Hz. Muhammed (sav) Mekke’yi, Selahaddin Eyyübî Kudüs’ü, Fatih Sultan Mehmed Han İstanbul’u fethettiklerinde; ilk beyanları, hangi dine mensup olurlarsa olsunlar, bütün insanların inançlarına saygı gösterileceğinin taahhüdünü ihtiva etmektedir. Laiklik budur ve ülkemizde bu gün de aynen tatbik edilmektedir.

Netice yerine:

Lâiklik, din işlerinin devlet işlerine karıştırılmaması, dînî ve siyâsî sistemlerin bağımsız olması demektir. Devlet, vatandaşlarını bir dine inanmak veya inanmamak hususunda serbest bırakır.  Dînî inançlar ve bu inançlara uygun davranıp davranmama meselesi, kişiyle Allah (cc) arasındaki bir ilişkidir ve devlet bu ilişkilere karışmaz. Devlet, vatandaşının sosyal hayatı ile ilgilenir ve hukûkî düzenlemeler yapar. Bu sistem, dinin devlet tarafından inkâr edilmesi mânâsına gelmez. Din olgusunun, fertlerin vicdanına bırakılması ile alakalıdır. Zira laik devlet sisteminde din işleri, doğrudan doğruya şahısları ilgilendiren bir meseledir ve her ne suretle olursa olsun dinî inanç ayrımı yoktur. Devlet, dinî esaslardan ayrı olarak kurulup icra edilir. Böyle olmasına rağmen kanunların dinî esaslara aykırı olmamasına dikkat edilir.

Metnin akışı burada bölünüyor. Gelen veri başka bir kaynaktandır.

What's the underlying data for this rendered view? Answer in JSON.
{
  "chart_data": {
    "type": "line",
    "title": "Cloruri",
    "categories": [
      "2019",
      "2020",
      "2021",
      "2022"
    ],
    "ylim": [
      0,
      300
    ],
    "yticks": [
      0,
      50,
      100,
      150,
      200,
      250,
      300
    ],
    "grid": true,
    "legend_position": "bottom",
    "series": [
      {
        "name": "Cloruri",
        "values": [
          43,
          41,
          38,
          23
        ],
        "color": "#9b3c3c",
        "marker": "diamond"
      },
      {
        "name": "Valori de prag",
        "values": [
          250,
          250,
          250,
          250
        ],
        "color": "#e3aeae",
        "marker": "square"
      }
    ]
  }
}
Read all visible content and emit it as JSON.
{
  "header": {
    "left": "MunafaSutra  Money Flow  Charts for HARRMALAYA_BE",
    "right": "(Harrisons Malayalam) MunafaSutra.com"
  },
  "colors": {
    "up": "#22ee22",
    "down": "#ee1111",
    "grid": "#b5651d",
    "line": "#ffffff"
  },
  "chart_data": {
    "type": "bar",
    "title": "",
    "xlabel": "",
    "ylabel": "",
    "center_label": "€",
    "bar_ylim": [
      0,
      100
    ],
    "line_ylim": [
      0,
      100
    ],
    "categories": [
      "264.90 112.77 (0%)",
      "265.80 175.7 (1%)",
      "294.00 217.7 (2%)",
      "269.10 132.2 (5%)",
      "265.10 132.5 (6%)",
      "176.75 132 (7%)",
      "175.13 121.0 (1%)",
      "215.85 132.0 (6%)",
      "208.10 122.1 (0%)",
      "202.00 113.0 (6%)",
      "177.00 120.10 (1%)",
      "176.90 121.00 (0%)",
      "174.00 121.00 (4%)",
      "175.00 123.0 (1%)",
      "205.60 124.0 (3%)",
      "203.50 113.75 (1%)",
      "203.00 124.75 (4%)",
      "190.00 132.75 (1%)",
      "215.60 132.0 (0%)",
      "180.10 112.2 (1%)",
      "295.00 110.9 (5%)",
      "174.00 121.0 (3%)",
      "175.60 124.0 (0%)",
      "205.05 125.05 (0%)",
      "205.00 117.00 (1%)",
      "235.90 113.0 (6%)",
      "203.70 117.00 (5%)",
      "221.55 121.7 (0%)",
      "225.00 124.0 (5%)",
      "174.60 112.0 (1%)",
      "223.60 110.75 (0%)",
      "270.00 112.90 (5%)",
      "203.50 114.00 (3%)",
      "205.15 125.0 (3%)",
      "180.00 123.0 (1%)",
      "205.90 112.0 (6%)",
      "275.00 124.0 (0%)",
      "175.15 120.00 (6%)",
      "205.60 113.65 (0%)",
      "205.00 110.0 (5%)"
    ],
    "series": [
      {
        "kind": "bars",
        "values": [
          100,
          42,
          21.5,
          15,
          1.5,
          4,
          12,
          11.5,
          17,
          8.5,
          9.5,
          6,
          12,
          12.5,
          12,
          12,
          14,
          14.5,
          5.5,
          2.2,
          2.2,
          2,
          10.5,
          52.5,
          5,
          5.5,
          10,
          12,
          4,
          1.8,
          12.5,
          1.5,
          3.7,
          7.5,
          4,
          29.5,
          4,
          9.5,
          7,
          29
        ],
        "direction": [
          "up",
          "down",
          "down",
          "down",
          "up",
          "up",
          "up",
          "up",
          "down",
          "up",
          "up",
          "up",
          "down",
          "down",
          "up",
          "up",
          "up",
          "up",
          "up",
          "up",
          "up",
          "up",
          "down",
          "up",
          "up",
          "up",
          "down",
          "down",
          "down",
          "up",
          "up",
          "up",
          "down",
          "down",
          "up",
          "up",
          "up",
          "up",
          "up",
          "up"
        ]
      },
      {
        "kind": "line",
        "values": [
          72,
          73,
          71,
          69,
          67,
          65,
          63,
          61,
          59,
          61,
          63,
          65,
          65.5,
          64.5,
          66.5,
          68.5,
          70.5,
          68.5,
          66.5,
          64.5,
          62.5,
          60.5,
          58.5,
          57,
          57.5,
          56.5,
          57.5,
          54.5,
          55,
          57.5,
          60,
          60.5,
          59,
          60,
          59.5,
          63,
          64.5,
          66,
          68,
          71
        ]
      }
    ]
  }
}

Lâiklik kavramı, doğru bir tercihle Türk hukuk sistemine konulmuştur. Fakat din-lâiklik münâsebeti yeterince işlenemediği için tartışma konusu olmaktadır.

Anayasada laiklik kavramının bulunması, bâzı samîmi dindarları, devletin dinle mesâfeli olduğu düşüncesine sevketmiş, onları, ‘din elden gidiyor’ diye gürültü çıkaran yobazların arasına itelemiştir. Bâzı laikler de lâiklik vurgusunun dozunu kaçırdıklarından laiklik kavramının dinsizlik olduğu kanaatinin meydana gelmesine sebebiyet vermişlerdir. 

İfrat ve tefrit iç huzurumuzu zedelemekte, zedelenen huzur, dış itibarımıza zarar vermektedir. Gerek sâmîmi dindarlarımıza gerekse, laikliği gerçek mânâsıyla benimseyenlere, hakikatleri anlatmakta daha gayretli olmalıyız.